If you look at the Athena documentation you often see data organized with paths that contain key value pairs, like country=fr/… or year=2020/month=06/day=26/…. This is Hive style (or format) partitioning. The paths include both the names of the partition keys and the values that each path represents. It can be convenient and self documenting, but it’s also uncommon to see it outside outside the Hadoop and Hive ecosystem, where it originated.

A self-documenting scheme

Consider a file listing like this one:

data/day=2020-04-20/country=fr/7fc6742c.json
data/day=2020-04-20/country=ir/80af7e0c.json
data/day=2020-04-20/country=se/f76c0d8f.json
data/day=2020-04-20/country=us/cf7e76b9.json
data/day=2020-04-21/country=af/cb81aacf.json
data/day=2020-04-21/country=ch/6b8ea57f.json
data/day=2020-04-21/country=fr/0c8e74a2.json
data/day=2020-04-21/country=us/68af2b83.json

You can probably guess that the data is partitioned by day and country just by looking at the file paths. The benefit of this style is that it is more or less self-documenting. Both humans and computers can see how the data is partitioned, and select only the files relevant for a query that includes conditions on day and country.

Should you use Hive style partitioning?

If you are starting from scrach and have full control over how the data in your data lake is organized, this is a good convention to follow, and it is understood by many tools in the Hadoop ecosystem.
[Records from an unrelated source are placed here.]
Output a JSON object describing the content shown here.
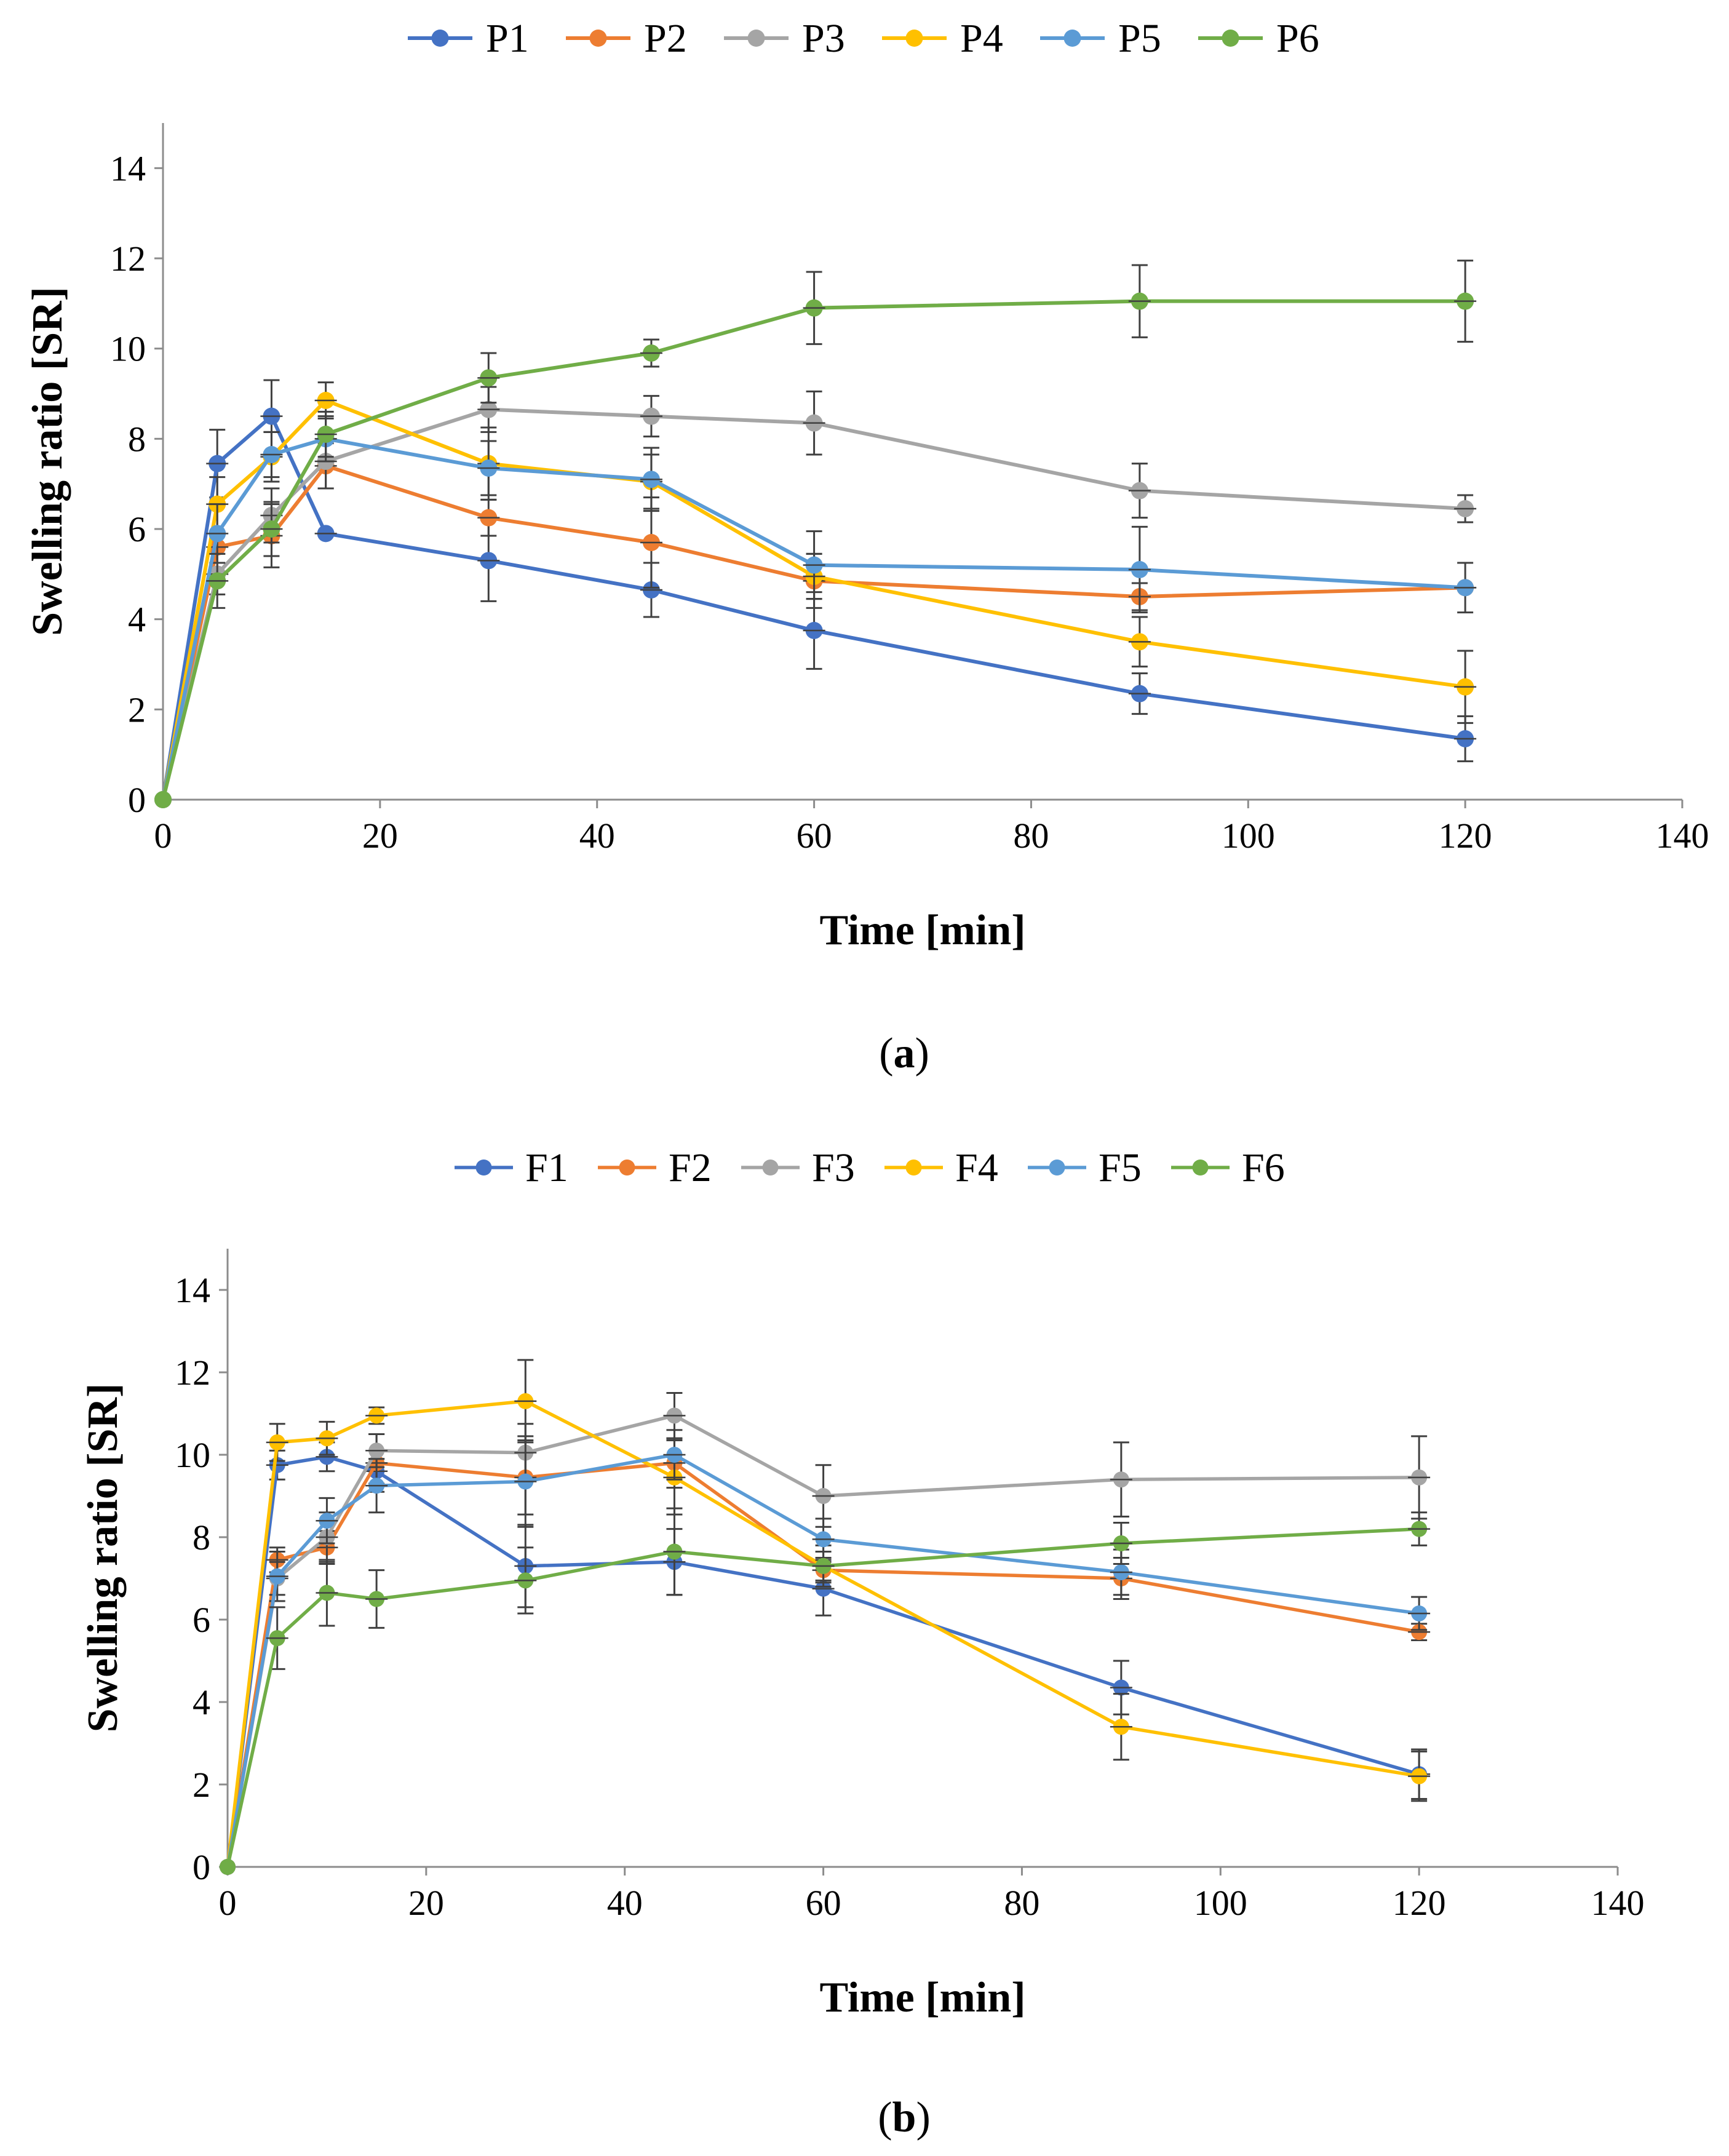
{
  "chart_data": [
    {
      "id": "a",
      "type": "line",
      "caption": "a",
      "xlabel": "Time  [min]",
      "ylabel": "Swelling  ratio [SR]",
      "xlim": [
        0,
        140
      ],
      "ylim": [
        0,
        15
      ],
      "xticks": [
        0,
        20,
        40,
        60,
        80,
        100,
        120,
        140
      ],
      "yticks": [
        0,
        2,
        4,
        6,
        8,
        10,
        12,
        14
      ],
      "legend_position": "top-center",
      "x": [
        0,
        5,
        10,
        15,
        30,
        45,
        60,
        90,
        120
      ],
      "series": [
        {
          "name": "P1",
          "color": "#4472c4",
          "values": [
            0,
            7.45,
            8.5,
            5.9,
            5.3,
            4.65,
            3.75,
            2.35,
            1.35
          ],
          "errors": [
            0,
            0.75,
            0.8,
            0,
            0.9,
            0.6,
            0.85,
            0.45,
            0.5
          ]
        },
        {
          "name": "P2",
          "color": "#ed7d31",
          "values": [
            0,
            5.6,
            5.85,
            7.4,
            6.25,
            5.7,
            4.85,
            4.5,
            4.7
          ],
          "errors": [
            0,
            0,
            0.7,
            0.5,
            0.4,
            1.0,
            0.6,
            0.3,
            0
          ]
        },
        {
          "name": "P3",
          "color": "#a5a5a5",
          "values": [
            0,
            5.0,
            6.3,
            7.5,
            8.65,
            8.5,
            8.35,
            6.85,
            6.45
          ],
          "errors": [
            0,
            0.45,
            0.6,
            0.6,
            0.5,
            0.45,
            0.7,
            0.6,
            0.3
          ]
        },
        {
          "name": "P4",
          "color": "#ffc000",
          "values": [
            0,
            6.55,
            7.6,
            8.85,
            7.45,
            7.05,
            4.95,
            3.5,
            2.5
          ],
          "errors": [
            0,
            0.6,
            0.55,
            0.4,
            0.8,
            0.6,
            0.5,
            0.55,
            0.8
          ]
        },
        {
          "name": "P5",
          "color": "#5b9bd5",
          "values": [
            0,
            5.9,
            7.65,
            8.0,
            7.35,
            7.1,
            5.2,
            5.1,
            4.7
          ],
          "errors": [
            0,
            0.65,
            0.5,
            0.5,
            0.6,
            0.7,
            0.75,
            0.95,
            0.55
          ]
        },
        {
          "name": "P6",
          "color": "#70ad47",
          "values": [
            0,
            4.85,
            6.0,
            8.1,
            9.35,
            9.9,
            10.9,
            11.05,
            11.05
          ],
          "errors": [
            0,
            0.6,
            0.6,
            0.5,
            0.55,
            0.3,
            0.8,
            0.8,
            0.9
          ]
        }
      ]
    },
    {
      "id": "b",
      "type": "line",
      "caption": "b",
      "xlabel": "Time  [min]",
      "ylabel": "Swelling  ratio [SR]",
      "xlim": [
        0,
        140
      ],
      "ylim": [
        0,
        15
      ],
      "xticks": [
        0,
        20,
        40,
        60,
        80,
        100,
        120,
        140
      ],
      "yticks": [
        0,
        2,
        4,
        6,
        8,
        10,
        12,
        14
      ],
      "legend_position": "top-center",
      "x": [
        0,
        5,
        10,
        15,
        30,
        45,
        60,
        90,
        120
      ],
      "series": [
        {
          "name": "F1",
          "color": "#4472c4",
          "values": [
            0,
            9.75,
            9.95,
            9.6,
            7.3,
            7.4,
            6.75,
            4.35,
            2.25
          ],
          "errors": [
            0,
            0.35,
            0.35,
            0.3,
            1.0,
            0.8,
            0.65,
            0.65,
            0.6
          ]
        },
        {
          "name": "F2",
          "color": "#ed7d31",
          "values": [
            0,
            7.45,
            7.75,
            9.8,
            9.45,
            9.8,
            7.2,
            7.0,
            5.7
          ],
          "errors": [
            0,
            0.3,
            0.4,
            0.7,
            0.9,
            0.6,
            0.3,
            0.5,
            0.2
          ]
        },
        {
          "name": "F3",
          "color": "#a5a5a5",
          "values": [
            0,
            7.0,
            8.0,
            10.1,
            10.05,
            10.95,
            9.0,
            9.4,
            9.45
          ],
          "errors": [
            0,
            0.4,
            0.6,
            0.4,
            0.7,
            0.55,
            0.75,
            0.9,
            1.0
          ]
        },
        {
          "name": "F4",
          "color": "#ffc000",
          "values": [
            0,
            10.3,
            10.4,
            10.95,
            11.3,
            9.45,
            7.3,
            3.4,
            2.2
          ],
          "errors": [
            0,
            0.45,
            0.4,
            0.2,
            1.0,
            0.9,
            0.5,
            0.8,
            0.6
          ]
        },
        {
          "name": "F5",
          "color": "#5b9bd5",
          "values": [
            0,
            7.05,
            8.4,
            9.25,
            9.35,
            10.0,
            7.95,
            7.15,
            6.15
          ],
          "errors": [
            0,
            0.6,
            0.55,
            0.65,
            1.1,
            0.6,
            0.5,
            0.55,
            0.4
          ]
        },
        {
          "name": "F6",
          "color": "#70ad47",
          "values": [
            0,
            5.55,
            6.65,
            6.5,
            6.95,
            7.65,
            7.3,
            7.85,
            8.2
          ],
          "errors": [
            0,
            0.75,
            0.8,
            0.7,
            0.8,
            1.05,
            0.35,
            0.5,
            0.4
          ]
        }
      ]
    }
  ]
}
Often, though, you don’t fully control the way data is produced and organized, and most tools outside of the Hadoop world don’t organize data using the Hive style. Instead, you probably get files organized like this:

data/2020-04-20/fr/7fc6742c.json
data/2020-04-20/ir/80af7e0c.json
data/2020-04-20/se/f76c0d8f.json
data/2020-04-20/us/cf7e76b9.json
data/2020-04-21/af/cb81aacf.json
data/2020-04-21/ch/6b8ea57f.json
data/2020-04-21/fr/0c8e74a2.json
data/2020-04-21/us/68af2b83.json

This listing has the same files, and if you were presented with this listing you would still figure out how it was organized. This is probably also how most people would organize this data set if given no specific instructions. As long as there is some documentation on what the path components mean it’s also not really any worse than the Hive style, except that Hive-aware tools can’t use it directly.
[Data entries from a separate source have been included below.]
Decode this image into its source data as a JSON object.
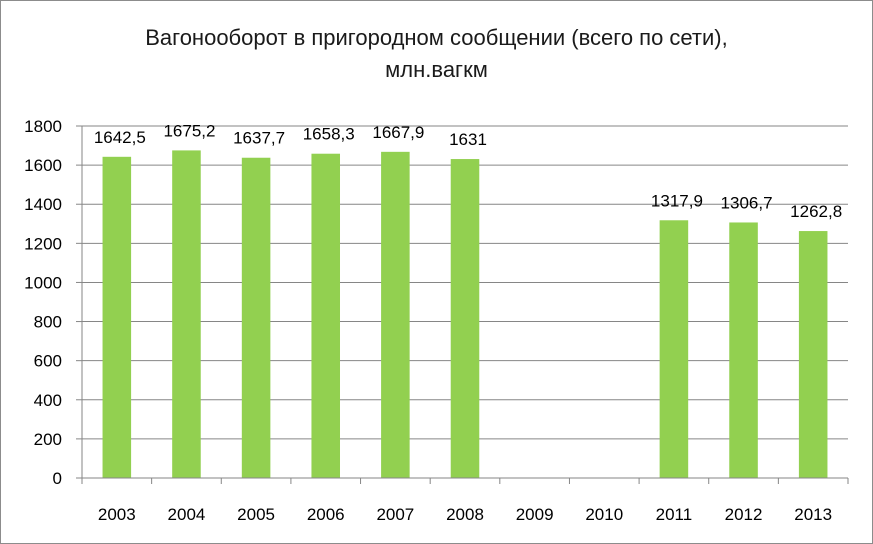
{
  "chart_data": {
    "type": "bar",
    "title": "Вагонооборот в пригородном сообщении (всего по сети), млн.вагкм",
    "xlabel": "",
    "ylabel": "",
    "categories": [
      "2003",
      "2004",
      "2005",
      "2006",
      "2007",
      "2008",
      "2009",
      "2010",
      "2011",
      "2012",
      "2013"
    ],
    "values": [
      1642.5,
      1675.2,
      1637.7,
      1658.3,
      1667.9,
      1631,
      null,
      null,
      1317.9,
      1306.7,
      1262.8
    ],
    "data_labels": [
      "1642,5",
      "1675,2",
      "1637,7",
      "1658,3",
      "1667,9",
      "1631",
      "",
      "",
      "1317,9",
      "1306,7",
      "1262,8"
    ],
    "ylim": [
      0,
      1800
    ],
    "yticks": [
      0,
      200,
      400,
      600,
      800,
      1000,
      1200,
      1400,
      1600,
      1800
    ],
    "grid": true,
    "legend": "none",
    "bar_color": "#92d050",
    "grid_color": "#868686"
  }
}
Another variant that is fairly common, and used by, for example, CloudTrail and Kinesis Firehose is using separate path components for the date parts, e.g. data/2020/04/20/fr/7fc6742c.json.
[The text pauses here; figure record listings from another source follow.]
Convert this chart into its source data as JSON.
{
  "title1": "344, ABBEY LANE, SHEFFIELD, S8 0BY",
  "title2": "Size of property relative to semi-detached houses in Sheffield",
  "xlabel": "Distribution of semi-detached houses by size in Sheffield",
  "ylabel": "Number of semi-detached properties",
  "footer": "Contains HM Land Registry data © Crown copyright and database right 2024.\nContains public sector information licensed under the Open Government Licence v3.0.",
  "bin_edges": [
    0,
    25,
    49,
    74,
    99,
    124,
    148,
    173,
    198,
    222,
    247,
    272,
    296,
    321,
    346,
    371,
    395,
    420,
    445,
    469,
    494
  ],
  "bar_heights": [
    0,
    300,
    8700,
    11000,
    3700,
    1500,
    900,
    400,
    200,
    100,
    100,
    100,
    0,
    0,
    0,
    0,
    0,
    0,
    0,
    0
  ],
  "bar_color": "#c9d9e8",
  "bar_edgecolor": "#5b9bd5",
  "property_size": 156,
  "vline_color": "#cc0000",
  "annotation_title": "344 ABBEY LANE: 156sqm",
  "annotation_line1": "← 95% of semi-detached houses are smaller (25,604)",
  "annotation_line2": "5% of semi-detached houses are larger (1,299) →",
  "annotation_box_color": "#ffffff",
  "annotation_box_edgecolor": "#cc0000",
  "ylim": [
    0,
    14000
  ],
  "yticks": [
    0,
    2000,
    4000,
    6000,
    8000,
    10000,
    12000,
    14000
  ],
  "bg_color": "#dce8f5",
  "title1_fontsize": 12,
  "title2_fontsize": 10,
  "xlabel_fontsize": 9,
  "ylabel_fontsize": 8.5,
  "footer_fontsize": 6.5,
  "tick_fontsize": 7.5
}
The Hive style can look a bit messy, and even if it’s self documenting and logical, non-programmers may be put off since it doesn’t look like how they are used to organize files in file systems.

Hive style partitioned data and Athena

Athena and Glue, being born out of the Hadoop ecosystem and using a lot of code from Hive under the hood, understand and can make use of the Hive style. However, they don’t require it, and work equally well without it. In Athena you can for example run MSCK REPAIR TABLE my_table to automatically load new partitions into a partitioned table if the data uses the Hive style (but if that’s slow, read Why is MSCK REPAIR TABLE so slow), and Glue Crawler figures out the names for a table’s partition keys if the data is partitioned in the Hive style.